Geger! Warga Subulussalam Lihat Penampakan Dua Harimau
Ilustrasi Harimau Sumatera (panthera tigris sumatrae) (ANTARA FOTO/Rosa Panggabean)

SUBULUSSALAM, METROPOLOS.id | Masyarakat Kampong Singgersing, Kecamatan Sultan Daulat, Kota Subulussalam, mendadak geger.

Pasalnya, ada salah satu warga setempat bernama Junaidi, melihat penampakan dua ekor harimau. Hewan dilindungi itu dilaporkan melintas di Jalan Nasional.

Baca: Buaya Muncul di Sungai Desa Padang Aceh Jaya

Junaidi kepada wartawan mengatakan, Ia bersama istri dan anaknya melihat dua ekor harimau saat dalam perjalanan dari rumahnya menuju arah Subulussalam.

"Saat melintas di Tikungan Gajah dekat SDN Singgersing Lama, dua ekor harimau langsung melompat di depan mobil kami. Istri dan anak anak langsung menjerit," kata Junaidi dan istrinya Kak Ajeng kepada METROPOLIS.id, Jumat (21/2/2020).

Dua ekor Panthera Tigris itu melintas dengan sangat cepat, sehingga membuat dia dan keluarganya kaget dan ketakutan.

"Harimaunya satu sangat besar dan satunya lagi berukuran sedang," katanya.

Saat ini katanya, dia bersama kekuarganya takut untuk kembali ke rumah, dan terpaksa singgah di rumah familinya di daerah Batu-batu.

Terpisah, Ketua Badan Permusyawaratan Kampong (BPK) Kampong setempat, Jarkasi Pinem memngatakan, dalam satu minggu ini masyarakatnya sudah di resahkan dengan penampakan harimau di sekitaran kampong mereka.

Bahkan kata Jarkasi, beberapa ternak lembu milik masyarakatnya sudah ada yang dimangsa oleh harimau tersebut.

"Saat ini kami sangat merasa khawatir akan kehadiran hewan itu, aktivitas masyarakat untuk berkebun sudah mulai terganggu akibat takut" kata Jarkasi.

Selain mengganggu aktivitas masyarakat, anak-anak mereka juga semakin takut untuk datang ke sekolah, karena tempat anak anak mereka menempuh pendidikan tidak dekat dengan pemukiman warga.

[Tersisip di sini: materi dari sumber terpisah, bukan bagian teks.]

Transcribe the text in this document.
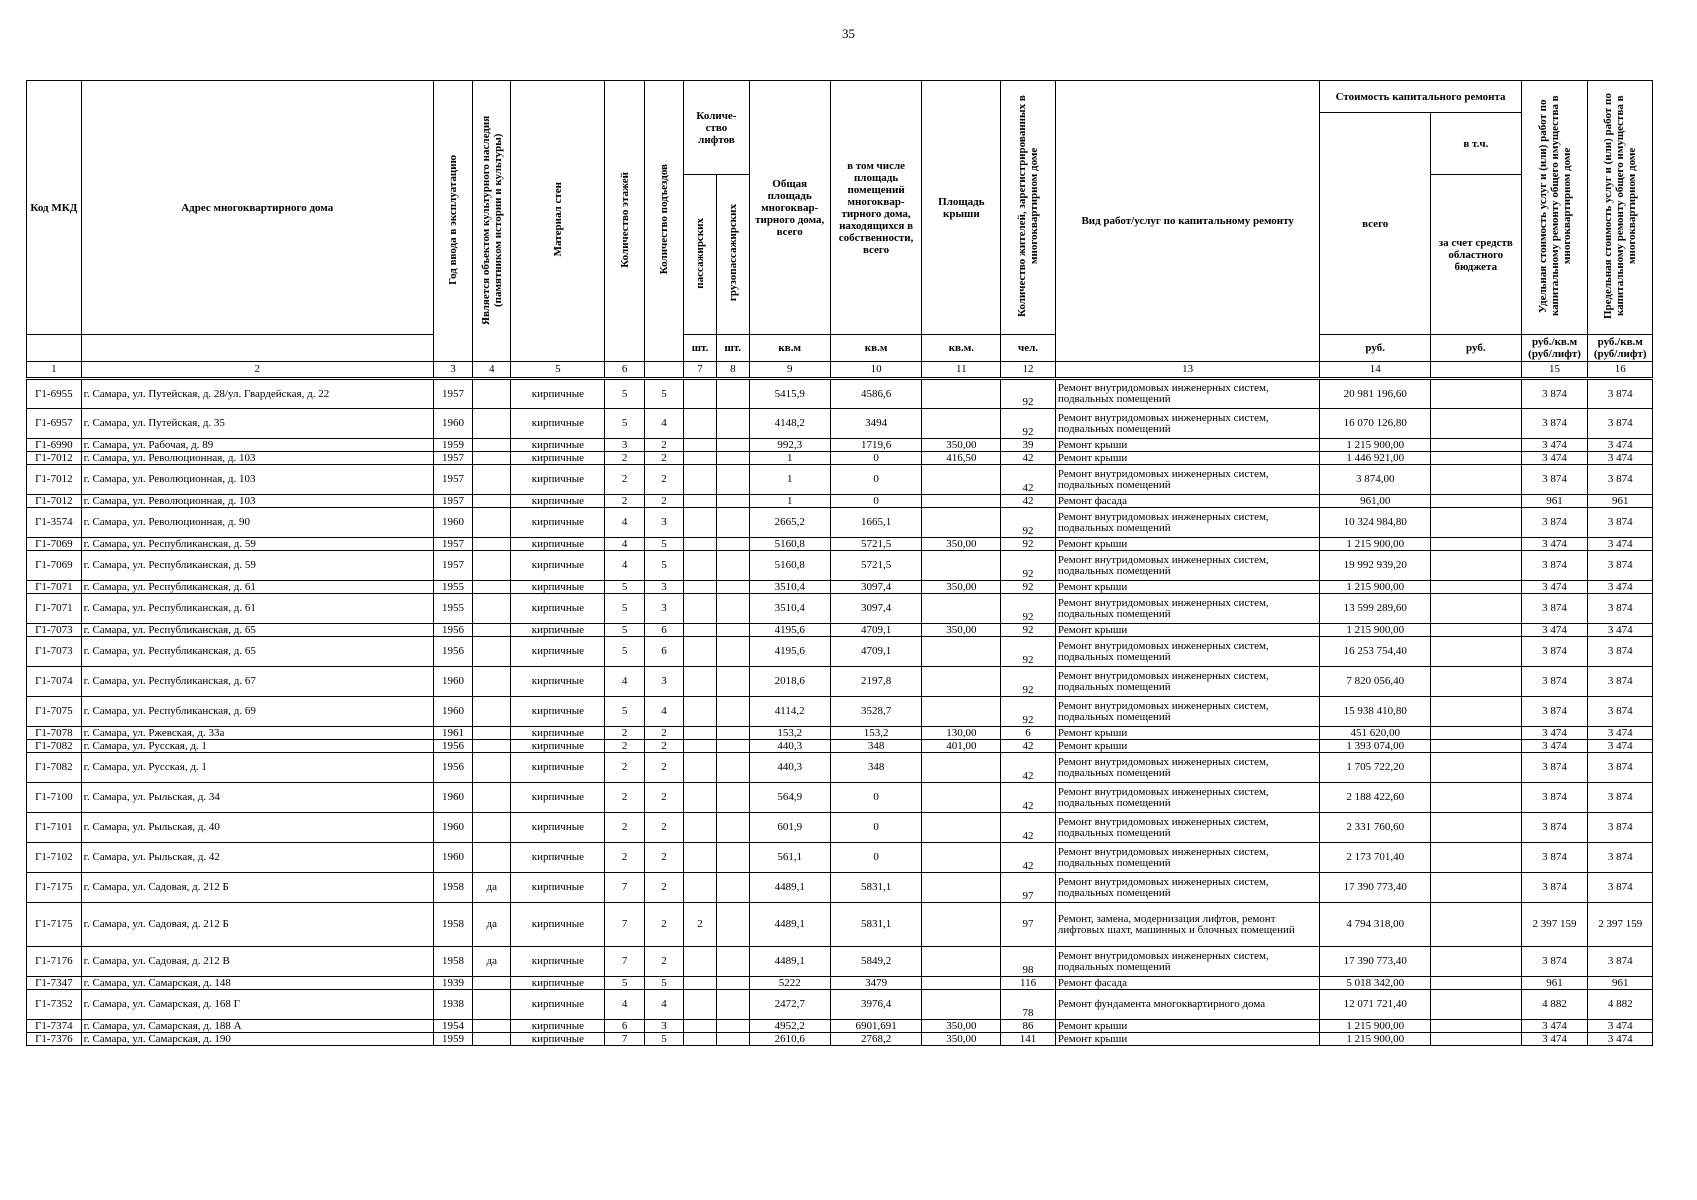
35
Код МКД	Адрес многоквартирного дома	Год ввода в эксплуатацию	Является объектом культурного наследия (памятником истории и культуры)	Материал стен	Количество этажей	Количество подъездов	Количе- ство лифтов		Общая площадь многоквар- тирного дома, всего	в том числе площадь помещений многоквар- тирного дома, находящихся в собственности, всего	Площадь крыши	Количество жителей, зарегистрированных в многоквартирном доме	Вид работ/услуг по капитальному ремонту	Стоимость капитального ремонта		Удельная стоимость услуг и (или) работ по капитальному ремонту общего имущества в многоквартирном доме	Предельная стоимость услуг и (или) работ по капитальному ремонту общего имущества в многоквартирном доме
														всего	в т.ч.		
							пассажирских	грузопассажирских							за счет средств областного бюджета		
							шт.	шт.	кв.м	кв.м	кв.м.	чел.		руб.	руб.	руб./кв.м (руб/лифт)	руб./кв.м (руб/лифт)
1	2	3	4	5	6		7	8	9	10	11	12	13	14		15	16
Г1-6955	г. Самара, ул. Путейская, д. 28/ул. Гвардейская, д. 22	1957		кирпичные	5	5			5415,9	4586,6		92	Ремонт внутридомовых инженерных систем, подвальных помещений	20 981 196,60		3 874	3 874
Г1-6957	г. Самара, ул. Путейская, д. 35	1960		кирпичные	5	4			4148,2	3494		92	Ремонт внутридомовых инженерных систем, подвальных помещений	16 070 126,80		3 874	3 874
Г1-6990	г. Самара, ул. Рабочая, д. 89	1959		кирпичные	3	2			992,3	1719,6	350,00	39	Ремонт крыши	1 215 900,00		3 474	3 474
Г1-7012	г. Самара, ул. Революционная, д. 103	1957		кирпичные	2	2			1	0	416,50	42	Ремонт крыши	1 446 921,00		3 474	3 474
Г1-7012	г. Самара, ул. Революционная, д. 103	1957		кирпичные	2	2			1	0		42	Ремонт внутридомовых инженерных систем, подвальных помещений	3 874,00		3 874	3 874
Г1-7012	г. Самара, ул. Революционная, д. 103	1957		кирпичные	2	2			1	0		42	Ремонт фасада	961,00		961	961
Г1-3574	г. Самара, ул. Революционная, д. 90	1960		кирпичные	4	3			2665,2	1665,1		92	Ремонт внутридомовых инженерных систем, подвальных помещений	10 324 984,80		3 874	3 874
Г1-7069	г. Самара, ул. Республиканская, д. 59	1957		кирпичные	4	5			5160,8	5721,5	350,00	92	Ремонт крыши	1 215 900,00		3 474	3 474
Г1-7069	г. Самара, ул. Республиканская, д. 59	1957		кирпичные	4	5			5160,8	5721,5		92	Ремонт внутридомовых инженерных систем, подвальных помещений	19 992 939,20		3 874	3 874
Г1-7071	г. Самара, ул. Республиканская, д. 61	1955		кирпичные	5	3			3510,4	3097,4	350,00	92	Ремонт крыши	1 215 900,00		3 474	3 474
Г1-7071	г. Самара, ул. Республиканская, д. 61	1955		кирпичные	5	3			3510,4	3097,4		92	Ремонт внутридомовых инженерных систем, подвальных помещений	13 599 289,60		3 874	3 874
Г1-7073	г. Самара, ул. Республиканская, д. 65	1956		кирпичные	5	6			4195,6	4709,1	350,00	92	Ремонт крыши	1 215 900,00		3 474	3 474
Г1-7073	г. Самара, ул. Республиканская, д. 65	1956		кирпичные	5	6			4195,6	4709,1		92	Ремонт внутридомовых инженерных систем, подвальных помещений	16 253 754,40		3 874	3 874
Г1-7074	г. Самара, ул. Республиканская, д. 67	1960		кирпичные	4	3			2018,6	2197,8		92	Ремонт внутридомовых инженерных систем, подвальных помещений	7 820 056,40		3 874	3 874
Г1-7075	г. Самара, ул. Республиканская, д. 69	1960		кирпичные	5	4			4114,2	3528,7		92	Ремонт внутридомовых инженерных систем, подвальных помещений	15 938 410,80		3 874	3 874
Г1-7078	г. Самара, ул. Ржевская, д. 33а	1961		кирпичные	2	2			153,2	153,2	130,00	6	Ремонт крыши	451 620,00		3 474	3 474
Г1-7082	г. Самара, ул. Русская, д. 1	1956		кирпичные	2	2			440,3	348	401,00	42	Ремонт крыши	1 393 074,00		3 474	3 474
Г1-7082	г. Самара, ул. Русская, д. 1	1956		кирпичные	2	2			440,3	348		42	Ремонт внутридомовых инженерных систем, подвальных помещений	1 705 722,20		3 874	3 874
Г1-7100	г. Самара, ул. Рыльская, д. 34	1960		кирпичные	2	2			564,9	0		42	Ремонт внутридомовых инженерных систем, подвальных помещений	2 188 422,60		3 874	3 874
Г1-7101	г. Самара, ул. Рыльская, д. 40	1960		кирпичные	2	2			601,9	0		42	Ремонт внутридомовых инженерных систем, подвальных помещений	2 331 760,60		3 874	3 874
Г1-7102	г. Самара, ул. Рыльская, д. 42	1960		кирпичные	2	2			561,1	0		42	Ремонт внутридомовых инженерных систем, подвальных помещений	2 173 701,40		3 874	3 874
Г1-7175	г. Самара, ул. Садовая, д. 212 Б	1958	да	кирпичные	7	2			4489,1	5831,1		97	Ремонт внутридомовых инженерных систем, подвальных помещений	17 390 773,40		3 874	3 874
Г1-7175	г. Самара, ул. Садовая, д. 212 Б	1958	да	кирпичные	7	2	2		4489,1	5831,1		97	Ремонт, замена, модернизация лифтов, ремонт лифтовых шахт, машинных и блочных помещений	4 794 318,00		2 397 159	2 397 159
Г1-7176	г. Самара, ул. Садовая, д. 212 В	1958	да	кирпичные	7	2			4489,1	5849,2		98	Ремонт внутридомовых инженерных систем, подвальных помещений	17 390 773,40		3 874	3 874
Г1-7347	г. Самара, ул. Самарская, д. 148	1939		кирпичные	5	5			5222	3479		116	Ремонт фасада	5 018 342,00		961	961
Г1-7352	г. Самара, ул. Самарская, д. 168 Г	1938		кирпичные	4	4			2472,7	3976,4		78	Ремонт фундамента многоквартирного дома	12 071 721,40		4 882	4 882
Г1-7374	г. Самара, ул. Самарская, д. 188 А	1954		кирпичные	6	3			4952,2	6901,691	350,00	86	Ремонт крыши	1 215 900,00		3 474	3 474
Г1-7376	г. Самара, ул. Самарская, д. 190	1959		кирпичные	7	5			2610,6	2768,2	350,00	141	Ремонт крыши	1 215 900,00		3 474	3 474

"Pihak dari dinas terkait sudah pernah turun ke desa untuk melakukan tindakan, namun kehadiran mereka belum membuahkan hasil," katanya.

Jarkasipun mendorong kepada semua unsur untuk terlibat menyelesaikan konflik antara masyarakat dengan hewan yang dilindungi ini.

"Tolonglah pemerintah bantu masyarakat dalam hal ini, jangan nanti masyarakat mengambil tindakan. Sehinga yang menjadi salah masyarakat juga," kata Jarkasi yang jufa ketua Forkap Kecamatan Sultan Daulat.